Assim, à luz tanto de tratado internacional específico entre Brasil e Itália quanto da Lei de Migração brasileira – cuja regra se ampara em mandamento constitucional – não será juridicamente possível que o jogador brasileiro condenado na Itália cumpra a pena no Brasil. O instituto da transferência da execução não é uma alternativa às hipóteses em que não cabe a extradição de nacionais, e sim medida coerente com todas as demais normas da Lei de Migração – desde há muito na tradição do direito brasileiro – que impedem ações restritivas transfronteiras quando vedada a extradição de brasileiros natos.

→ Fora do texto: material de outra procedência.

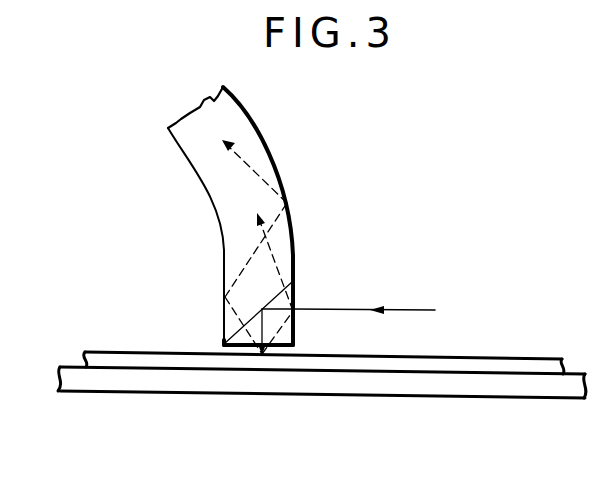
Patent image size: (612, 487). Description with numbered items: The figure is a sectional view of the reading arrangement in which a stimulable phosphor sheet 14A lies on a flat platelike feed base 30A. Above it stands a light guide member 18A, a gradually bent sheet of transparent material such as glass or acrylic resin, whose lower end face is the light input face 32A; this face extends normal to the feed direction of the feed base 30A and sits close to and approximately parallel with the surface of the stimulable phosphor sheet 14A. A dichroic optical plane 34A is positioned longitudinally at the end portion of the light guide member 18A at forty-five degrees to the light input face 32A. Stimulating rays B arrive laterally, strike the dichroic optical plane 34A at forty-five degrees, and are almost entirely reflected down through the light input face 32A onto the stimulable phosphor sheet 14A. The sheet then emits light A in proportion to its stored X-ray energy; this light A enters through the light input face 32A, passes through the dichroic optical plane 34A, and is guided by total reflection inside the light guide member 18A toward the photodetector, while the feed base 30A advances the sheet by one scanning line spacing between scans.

Este será um tema que o Congresso Nacional poderá revisitar futuramente, bem assim a diplomacia brasileira na negociação de outro tratado bilateral com a Itália ou outros países. Contudo, no atual estágio do direito brasileiro as regras são bem claras e quaisquer decisões executivas ou judiciárias em sentido contrário serão absolutamente contra legem. Não se duvide, porém, de que elas poderão vir. Mas isso, como diria Kipling, é uma outra história.